1) Sollt ich meinem Gott nicht singen? Sollt ich ihm nicht dankbar sein? Denn ich seh in allen Dingen, wie so gut ers mit mir mein. Ist doch nichts als lauter Lieben, das sein treues Herze regt, das ohn Ende hebt und trägt, die in seinem Dienst sich üben. Alles Ding währt seine Zeit, Gottes Lieb in Ewigkeit.

2) Wie ein Adler sein Gefieder über seine Jungen streckt, also hat auch hin und wieder mich des Höchsten Arm bedeckt, alsobald im Mutterleibe, da er mir mein Wesen gab und das Leben, das ich hab und noch diese Stunde treibe. Alles Ding währt seine Zeit, Gottes Lieb in Ewigkeit.

11) Weil denn weder Ziel noch Ende sich in Gottes Liebe findt, ei so heb ich meine Hände zu dir, Vater, als dein Kind, bitte, wollst mir Gnade geben, dich aus aller meiner Macht zu umfangen Tag und Nacht hier in meinem ganzen Leben, bis ich dich nach dieser Zeit lob und lieb in Ewigkeit.

Gnade sei mit euch und Friede von Gott, unserm Vater, und dem Herrn Jesus Christus. Amen.

Zur Predigt hören wir aus dem Brief des Paulus an die Epheser 3, 14-21:

14 Deshalb beuge ich meine Knie vor dem Vater,

15 der der rechte Vater ist über alles, was da Kinder heißt im Himmel und auf Erden,

16 dass er euch Kraft gebe nach dem Reichtum seiner Herrlichkeit, stark zu werden durch seinen Geist an dem inwendigen Menschen,

17 dass Christus durch den Glauben in euren Herzen wohne und ihr in der Liebe eingewurzelt und gegründet seid.

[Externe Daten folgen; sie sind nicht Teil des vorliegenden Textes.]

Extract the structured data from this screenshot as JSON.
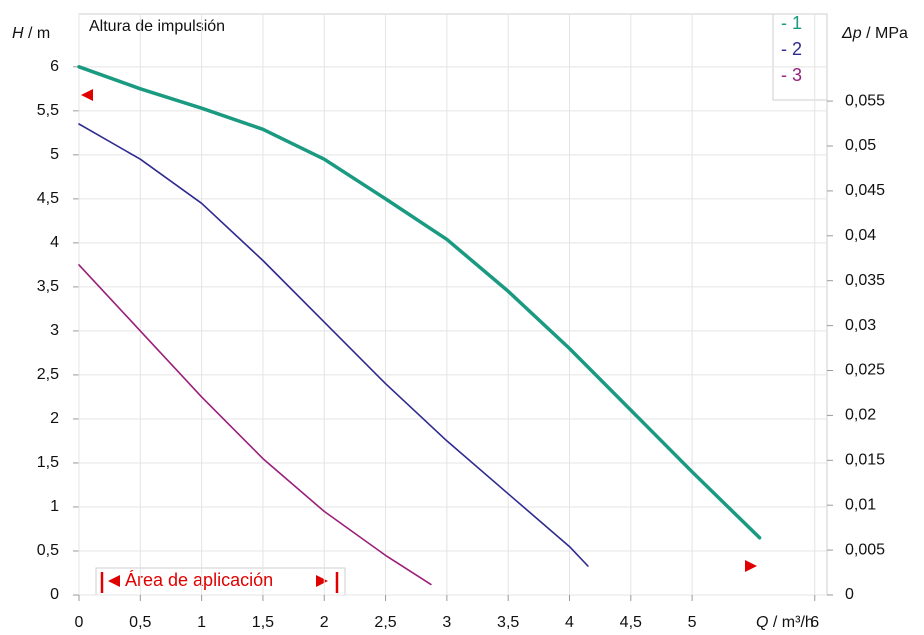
{
  "chart_data": {
    "type": "line",
    "title": "Altura de impulsión",
    "ylabel": {
      "symbol": "H",
      "unit": "/ m"
    },
    "y2label": {
      "symbol": "Δp",
      "unit": "/ MPa"
    },
    "xlabel": {
      "symbol": "Q",
      "unit": "/ m³/h"
    },
    "annotation": "Área de aplicación",
    "xlim": [
      0,
      6.1
    ],
    "ylim": [
      0,
      6.6
    ],
    "y2lim": [
      0,
      0.0647
    ],
    "xticks": [
      0,
      {
        "value": 0.5,
        "label": "0,5"
      },
      1,
      {
        "value": 1.5,
        "label": "1,5"
      },
      2,
      {
        "value": 2.5,
        "label": "2,5"
      },
      3,
      {
        "value": 3.5,
        "label": "3,5"
      },
      4,
      {
        "value": 4.5,
        "label": "4,5"
      },
      5,
      6
    ],
    "yticks": [
      0,
      {
        "value": 0.5,
        "label": "0,5"
      },
      1,
      {
        "value": 1.5,
        "label": "1,5"
      },
      2,
      {
        "value": 2.5,
        "label": "2,5"
      },
      3,
      {
        "value": 3.5,
        "label": "3,5"
      },
      4,
      {
        "value": 4.5,
        "label": "4,5"
      },
      5,
      {
        "value": 5.5,
        "label": "5,5"
      },
      6
    ],
    "y2ticks": [
      0,
      {
        "value": 0.005,
        "label": "0,005"
      },
      {
        "value": 0.01,
        "label": "0,01"
      },
      {
        "value": 0.015,
        "label": "0,015"
      },
      {
        "value": 0.02,
        "label": "0,02"
      },
      {
        "value": 0.025,
        "label": "0,025"
      },
      {
        "value": 0.03,
        "label": "0,03"
      },
      {
        "value": 0.035,
        "label": "0,035"
      },
      {
        "value": 0.04,
        "label": "0,04"
      },
      {
        "value": 0.045,
        "label": "0,045"
      },
      {
        "value": 0.05,
        "label": "0,05"
      },
      {
        "value": 0.055,
        "label": "0,055"
      }
    ],
    "grid": true,
    "series": [
      {
        "name": "- 1",
        "color": "#1a9a80",
        "width": 3.5,
        "x": [
          0,
          0.5,
          1,
          1.5,
          2,
          2.5,
          3,
          3.5,
          4,
          4.5,
          5,
          5.55
        ],
        "values": [
          6.0,
          5.75,
          5.53,
          5.29,
          4.95,
          4.5,
          4.04,
          3.45,
          2.8,
          2.1,
          1.4,
          0.65
        ]
      },
      {
        "name": "- 2",
        "color": "#2e2a8f",
        "width": 1.6,
        "x": [
          0,
          0.5,
          1,
          1.5,
          2,
          2.5,
          3,
          3.5,
          4,
          4.15
        ],
        "values": [
          5.35,
          4.95,
          4.45,
          3.8,
          3.1,
          2.4,
          1.75,
          1.15,
          0.55,
          0.33
        ]
      },
      {
        "name": "- 3",
        "color": "#9a1f7a",
        "width": 1.6,
        "x": [
          0,
          0.5,
          1,
          1.5,
          2,
          2.5,
          2.87
        ],
        "values": [
          3.75,
          3.0,
          2.25,
          1.55,
          0.95,
          0.45,
          0.12
        ]
      }
    ]
  }
}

18 So könnt ihr mit allen Heiligen begreifen, welches die Breite und die Länge und die Höhe und die Tiefe ist,

19 auch die Liebe Christi erkennen, die alle Erkenntnis übertrifft, damit ihr erfüllt werdet mit der ganzen Gottesfülle.

20 Dem aber, der überschwenglich tun kann über alles hinaus, was wir bitten oder verstehen, nach der Kraft, die in uns wirkt,

21 dem sei Ehre in der Gemeinde und in Christus Jesus zu aller Zeit, von Ewigkeit zu Ewigkeit! Amen.

Liebe Gemeinde,

der Kirche wird oft vorgeworfen, dass sie die Menschen unmündig halten will, nicht selbständig entscheiden lassen will. Da wird vom Pfarrer gesprochen, der für seine Schäfchen sorgt, den Konfirmanden wird manches abverlangt, was sie nicht immer einsehen, und immer wieder heißt es in der Bibel: Wir sind Kinder Gottes, Gott ist unser Vater, manchmal auch: Gott ist wie eine gute Mutter. Heißt das, wir sollen in Gottes Augen nie erwachsen werden?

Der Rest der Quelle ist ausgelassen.